The following expenses belong to the scope of sporadic medical expenses reimbursement:
1. Upon approval, the insured actually incurred medical expenses that meet the requirements due to special needs such as emergency treatment or rescue, illness, hospitalization or emergency observation in non-designated social insurance medical institutions in this city;
2. Due to objective reasons, the basic medical expenses that have not been settled in the designated medical institutions and the designated medical institutions cannot make up for the system settlement and have been paid by the insured;
3, residents' medical insurance benefits can be traced back to the designated medical institutions for reimbursement of general outpatient (emergency) diagnosis of sporadic basic medical expenses;
4, in accordance with the provisions of article seventeenth of these rules, the basic medical expenses for medical treatment in different places.
(30) Sporadic reimbursement methods
The insured shall, within 3 months from the date of settlement of medical expenses, apply for sporadic reimbursement to the municipal medical insurance center with the following information.
1, the original and the front and back copies of the resident medical insurance card;
2. Detailed list of medical expenses (or list of manual records certified by medical institutions);
3. Receipts or invoices for medical charges printed by the financial and tax departments;
4, "medical insurance outpatient medical records" or "remote medical records" and other information.

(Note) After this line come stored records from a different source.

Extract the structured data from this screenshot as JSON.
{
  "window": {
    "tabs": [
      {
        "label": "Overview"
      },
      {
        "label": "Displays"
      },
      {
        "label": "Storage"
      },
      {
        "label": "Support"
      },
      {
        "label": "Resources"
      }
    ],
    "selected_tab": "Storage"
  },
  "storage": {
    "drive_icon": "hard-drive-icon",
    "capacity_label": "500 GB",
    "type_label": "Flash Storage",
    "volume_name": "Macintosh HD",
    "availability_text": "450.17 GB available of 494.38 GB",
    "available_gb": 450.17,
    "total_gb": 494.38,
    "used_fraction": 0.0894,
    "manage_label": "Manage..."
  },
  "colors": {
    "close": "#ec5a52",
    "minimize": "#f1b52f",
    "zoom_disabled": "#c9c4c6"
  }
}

In the case of complete information, the municipal medical insurance center will complete the audit and settlement within 40 working days, and transfer the expenses paid by the residents' medical insurance fund to the bank personal settlement account of the insured residents' medical insurance card; If it is a difficult case or requires special circumstances such as on-site verification, it will take no more than 90 working days to complete the audit and close the case.
City medical insurance center to confirm the information is incomplete, should be informed of the missing information at one time; If the conclusion of no compensation is made after examination, the insured shall be informed within 40 working days.
Nine. others
(thirty-one) social medical assistance management
Residents with difficulties confirmed by the civil affairs department shall enjoy social medical assistance in accordance with relevant regulations after enjoying medical insurance benefits for residents. Specific measures shall be implemented in accordance with the relevant provisions of the civil affairs department.
(thirty-two) the start time and duration of implementation
These rules shall come into force as of the date of promulgation and shall be valid for three years. After expiration, it should be evaluated and revised according to the implementation.
Further reading: How to buy insurance, which is good, and teach you how to avoid these "pits" of insurance.